Críticas


O PROFESSOR SUBSTITUTO

De: SÉBASTIEN MARNIER
Com: LAURENT LATIFFE, EMANUELLE BERCOT, LUÀNA BAJRAMI
25.07.2019
Por Luiz Fernando Gallego
A intenção de criar um clima insólito deixa pontas soltas nas atitudes dos personagens.

O título brasileiro desvia a atenção do espectador para um aspecto que acaba por não ser o que o enredo termina por destacar. Mas mesmo que fosse mantida a ideia do título original, “L’heure de la sortie”, o roteiro assinado pelo próprio diretor (em colaboração, e adaptando um romance francês lançado em 2002) enfoca na maior parte do tempo a difícil relação de um professor que, de fato, é um substituto (de outro que se matou na frente da turma) com seus alunos: bem estranhos, mas considerados muito acima da média pela direção do colégio em que a história se passa.

Desde “A Outra volta do parafuso”, de Henry James (Os Inocentes na versão cinematográfica de Jack Clayton em 1961) e do clássico de terror/sci-fi A Aldeia dos Amaldiçoados (1960) espraiou-se na ficção de terror o tema de crianças (ou adolescentes) que despertam, nos adultos que cuidam deles, suspeitas sinistras de que menores de idade podem estar escondendo alguma intenção bem maléfica contra os mais velhos. Na maior parte do tempo de O Professor Substituto um grupo de alunos têm comportamento esquivo, fazendo o gênero passivo-agressivo para com o novo mestre de modo geral - mas também chegando a verbalizar, explicitamente e de modo arrogante, o desagrado para com o professor.

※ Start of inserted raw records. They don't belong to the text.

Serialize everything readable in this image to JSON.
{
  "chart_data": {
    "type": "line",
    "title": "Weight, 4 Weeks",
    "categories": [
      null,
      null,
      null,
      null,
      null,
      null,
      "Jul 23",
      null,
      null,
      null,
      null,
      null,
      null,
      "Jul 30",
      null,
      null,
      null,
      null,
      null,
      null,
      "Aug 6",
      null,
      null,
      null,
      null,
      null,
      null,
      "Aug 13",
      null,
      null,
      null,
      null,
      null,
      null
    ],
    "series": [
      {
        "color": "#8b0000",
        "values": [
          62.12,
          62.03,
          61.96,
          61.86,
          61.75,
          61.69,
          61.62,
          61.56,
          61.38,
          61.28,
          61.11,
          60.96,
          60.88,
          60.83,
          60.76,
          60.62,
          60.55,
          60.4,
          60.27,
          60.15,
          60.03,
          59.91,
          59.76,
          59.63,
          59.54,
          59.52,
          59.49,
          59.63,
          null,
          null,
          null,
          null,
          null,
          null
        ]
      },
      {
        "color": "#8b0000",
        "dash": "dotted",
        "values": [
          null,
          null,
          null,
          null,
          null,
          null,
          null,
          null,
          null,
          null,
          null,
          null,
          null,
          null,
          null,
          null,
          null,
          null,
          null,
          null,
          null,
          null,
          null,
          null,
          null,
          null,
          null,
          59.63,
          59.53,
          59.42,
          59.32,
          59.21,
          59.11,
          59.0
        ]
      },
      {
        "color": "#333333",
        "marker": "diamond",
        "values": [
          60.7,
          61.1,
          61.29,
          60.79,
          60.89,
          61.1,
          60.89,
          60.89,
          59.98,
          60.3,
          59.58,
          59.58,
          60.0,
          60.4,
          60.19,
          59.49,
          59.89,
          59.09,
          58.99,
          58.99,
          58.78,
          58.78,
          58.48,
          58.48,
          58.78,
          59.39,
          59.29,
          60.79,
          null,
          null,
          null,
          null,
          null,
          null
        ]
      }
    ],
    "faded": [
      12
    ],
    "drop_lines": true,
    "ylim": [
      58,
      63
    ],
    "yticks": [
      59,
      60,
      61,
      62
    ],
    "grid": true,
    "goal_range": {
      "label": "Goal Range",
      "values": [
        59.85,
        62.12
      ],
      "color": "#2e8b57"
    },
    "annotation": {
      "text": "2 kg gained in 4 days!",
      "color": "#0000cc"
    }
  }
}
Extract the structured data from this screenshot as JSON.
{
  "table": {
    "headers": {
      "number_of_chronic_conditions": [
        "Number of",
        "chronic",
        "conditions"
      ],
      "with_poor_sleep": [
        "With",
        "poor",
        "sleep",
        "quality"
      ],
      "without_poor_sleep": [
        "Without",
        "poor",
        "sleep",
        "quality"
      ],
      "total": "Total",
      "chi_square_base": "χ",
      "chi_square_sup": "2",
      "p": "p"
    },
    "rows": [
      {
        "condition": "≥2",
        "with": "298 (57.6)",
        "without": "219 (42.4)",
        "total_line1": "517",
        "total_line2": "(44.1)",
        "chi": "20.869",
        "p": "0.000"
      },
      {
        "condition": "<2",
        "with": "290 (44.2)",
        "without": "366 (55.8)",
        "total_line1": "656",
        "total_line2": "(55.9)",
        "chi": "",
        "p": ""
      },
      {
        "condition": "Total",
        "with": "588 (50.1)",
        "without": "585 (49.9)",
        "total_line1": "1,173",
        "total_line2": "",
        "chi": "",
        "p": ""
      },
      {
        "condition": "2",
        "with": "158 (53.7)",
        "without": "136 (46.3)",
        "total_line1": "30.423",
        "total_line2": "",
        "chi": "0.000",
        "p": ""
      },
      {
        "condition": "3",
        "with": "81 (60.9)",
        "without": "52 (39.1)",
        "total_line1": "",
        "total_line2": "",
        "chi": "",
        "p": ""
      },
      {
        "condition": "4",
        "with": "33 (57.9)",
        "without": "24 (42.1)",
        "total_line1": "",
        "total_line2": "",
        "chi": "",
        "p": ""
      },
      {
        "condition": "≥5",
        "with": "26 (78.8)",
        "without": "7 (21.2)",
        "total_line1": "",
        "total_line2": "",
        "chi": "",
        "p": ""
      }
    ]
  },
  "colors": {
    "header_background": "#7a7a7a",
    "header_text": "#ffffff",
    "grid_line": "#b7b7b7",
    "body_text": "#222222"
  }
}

Por seu lado, o substituto não encontra eco para suas preocupações crescentes em relação a estes jovens junto aos demais colegas - e muito menos junto à direção que se orgulha dos resultados excepcionais destes alunos nos testes. A intenção de criar um clima insólito dentro da banalidade cotidiana, entretanto, deixa pontas soltas nas atitudes dos personagens. Logo no início, os próprios alunos mencionam que recebem acompanhamento psicológico desde o suicídio do professor anterior, mas em nenhum momento o novo responsável pela turma leva a este psicólogo (que nunca aparece) seus temores. Nem comenta com os demais professores o que constata no comportamento bizarro e agressivo daquele grupo fora das salas de aula.

Em algum momento, alguém da direção diz ao professor que o que os alunos fazem fora dos limites do colégio não diz respeito ao colégio. Mas o professor testemunha várias atitudes de alto risco por parte destes alunos. Inicialmente, ele descobre coisas insólitas por mero acaso, passando a espionar o grupo intencionalmente - e até mesmo chega a interferir em uma das atitudes perigosas que eles tomam. Mas nem por isso se dirige aos pais ou mesmo às autoridades legais. Para o lado “realista” do filme, as opções do personagem soam bem insatisfatórias. E fica a impressão de que o roteiro está lançando um excesso de pistas falsas ao espectador, postergando o que seriam os temas principais. Pois ao mesmo tempo, telefonemas anônimos, luzes que piscam e se apagam, pesadelos do professor (e outras coisas bem esquisitas que lhe acontecem) parecem tentar aprofundar o clima de absurdo com certas alusões que podem ser intenções “kafkianas” do roteiro (já que o professor está tentando escrever uma tese sobre Kafka); ou seria para levantar suspeitas de uma paranoia do professor?

Mais não questionaremos sob o risco de spoiler do desfecho que parece algo imposto pelo roteiro, muito pouco claro se em relação a alguma iniciativa dos alunos... ou se se trata de algo acidental que aquele grupo de jovens temia.

Não conhecemos o romance original, mas pelo que se tem acesso na internet sobre o livro, o roteiro do filme teria modificado vários aspectos da obra literária que chegou a ser premiada como “primeiro romance”, mas que também recebeu críticas menos favoráveis.